On Fri, 12 Oct 2007 19:09:46 -0700, 7stud wrote:
On Oct 12, 2:43 pm, Marc 'BlackJack' Rintsch <bj_...@gmx.netwrote:
>You mean literally!? Then of course I get A\xcc\x88 because that's what I
entered. In string literals in source code the backslash has a special
meaning but `raw_input()` does not "interpret" the input in any way.
Then why don't I end up with the same situation as this:
s = 'A\xcc\x88' #capital A with umlaut
print s #displays capital A with umlaut
I don't get the question!? In string literals in source code the
backslash has a special meaning, like I wrote above. When Python compiles
that above snippet you end up with a string of three bytes, one with the
ASCII value of an 'A' and two bytes where you typed in the byte value in
hexadecimal:
In [191]: s = 'A\xcc\x88'
In [192]: len(s)
Out[192]: 3
In [193]: map(ord, s)
Out[193]: [65, 204, 136]
In [194]: print s
Ä
The last works this way only if the receiving/displaying program expected
UTF-8 as encoding. Otherwise something other than an Ä would have been
shown.
If you type in that text when asked by `raw_input()` then you get exactly
what you typed because there is no Python source code compiled:
In [195]: s = raw_input()
A\xcc\x88
In [196]: len(s)
Out[196]: 9
In [197]: map(ord, s)
Out[197]: [65, 92, 120, 99, 99, 92, 120, 56, 56]
In [198]: print s
A\xcc\x88
And what is it that your keyboard enters to produce an 'a' with an
umlaut?
*I* just hit the key. The one right next to the ö key. ;-)
...and what if you don't have an a-with-umlaut key?
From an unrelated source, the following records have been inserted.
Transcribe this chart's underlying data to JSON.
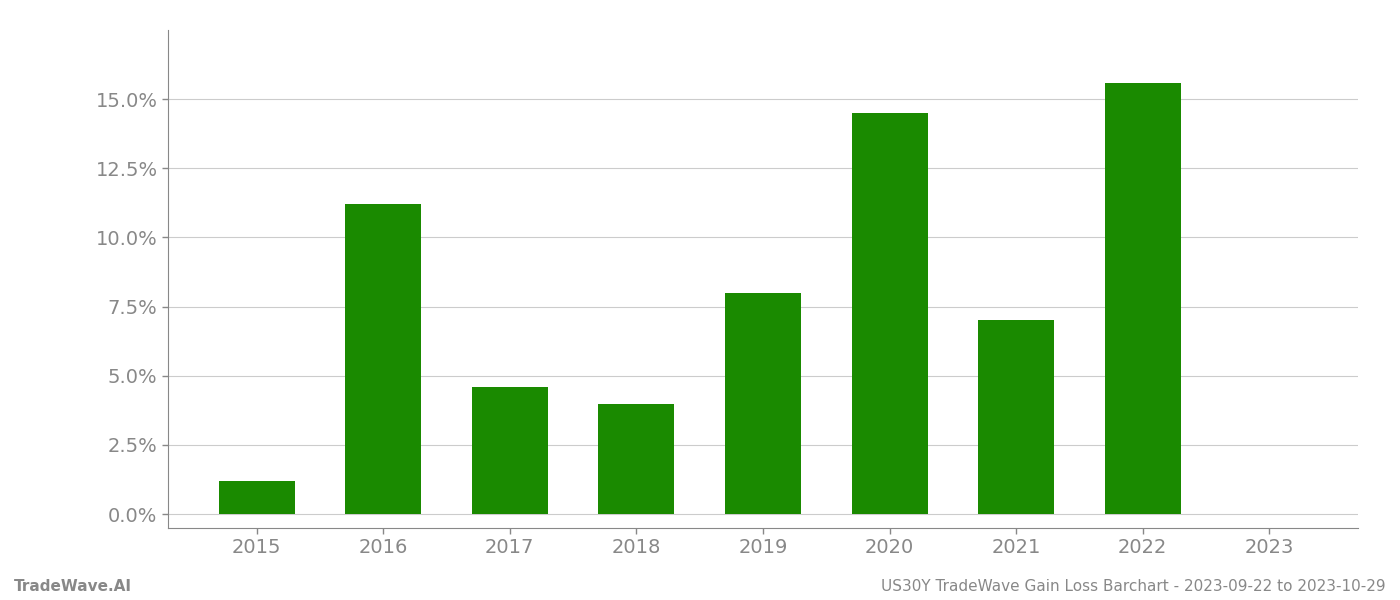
{
  "categories": [
    "2015",
    "2016",
    "2017",
    "2018",
    "2019",
    "2020",
    "2021",
    "2022",
    "2023"
  ],
  "values": [
    0.012,
    0.112,
    0.046,
    0.04,
    0.08,
    0.145,
    0.07,
    0.156,
    null
  ],
  "bar_color": "#1a8a00",
  "background_color": "#ffffff",
  "grid_color": "#cccccc",
  "axis_color": "#888888",
  "ylabel_ticks": [
    0.0,
    0.025,
    0.05,
    0.075,
    0.1,
    0.125,
    0.15
  ],
  "ylim": [
    -0.005,
    0.175
  ],
  "footer_left": "TradeWave.AI",
  "footer_right": "US30Y TradeWave Gain Loss Barchart - 2023-09-22 to 2023-10-29",
  "footer_color": "#888888",
  "footer_fontsize": 11,
  "tick_fontsize": 14,
  "bar_width": 0.6
}
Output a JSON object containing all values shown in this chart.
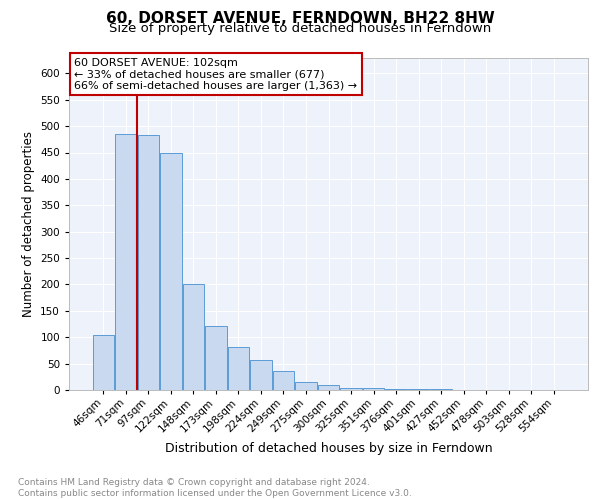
{
  "title": "60, DORSET AVENUE, FERNDOWN, BH22 8HW",
  "subtitle": "Size of property relative to detached houses in Ferndown",
  "xlabel": "Distribution of detached houses by size in Ferndown",
  "ylabel": "Number of detached properties",
  "bar_color": "#c8d9f0",
  "bar_edge_color": "#5b9bd5",
  "categories": [
    "46sqm",
    "71sqm",
    "97sqm",
    "122sqm",
    "148sqm",
    "173sqm",
    "198sqm",
    "224sqm",
    "249sqm",
    "275sqm",
    "300sqm",
    "325sqm",
    "351sqm",
    "376sqm",
    "401sqm",
    "427sqm",
    "452sqm",
    "478sqm",
    "503sqm",
    "528sqm",
    "554sqm"
  ],
  "values": [
    105,
    485,
    483,
    450,
    200,
    122,
    82,
    57,
    36,
    16,
    9,
    4,
    3,
    2,
    1,
    1,
    0,
    0,
    0,
    0,
    0
  ],
  "ylim": [
    0,
    630
  ],
  "yticks": [
    0,
    50,
    100,
    150,
    200,
    250,
    300,
    350,
    400,
    450,
    500,
    550,
    600
  ],
  "property_line_bar_index": 1,
  "property_line_color": "#c00000",
  "annotation_text": "60 DORSET AVENUE: 102sqm\n← 33% of detached houses are smaller (677)\n66% of semi-detached houses are larger (1,363) →",
  "annotation_box_color": "#c00000",
  "footnote": "Contains HM Land Registry data © Crown copyright and database right 2024.\nContains public sector information licensed under the Open Government Licence v3.0.",
  "bg_color": "#eef2fa",
  "grid_color": "#ffffff",
  "title_fontsize": 11,
  "subtitle_fontsize": 9.5,
  "xlabel_fontsize": 9,
  "ylabel_fontsize": 8.5,
  "tick_fontsize": 7.5,
  "annotation_fontsize": 8
}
I find other means to enter it. <Alt+ some magic number on the numeric
keypad in windows, or <Compose>, <a>, <"on Unix/Linux. Some text editors
offer special sequences too. If all fails there are character map
programs that show all unicode characters to choose from and copy'n'paste
them.
Ciao,
Marc 'BlackJack' Rintsch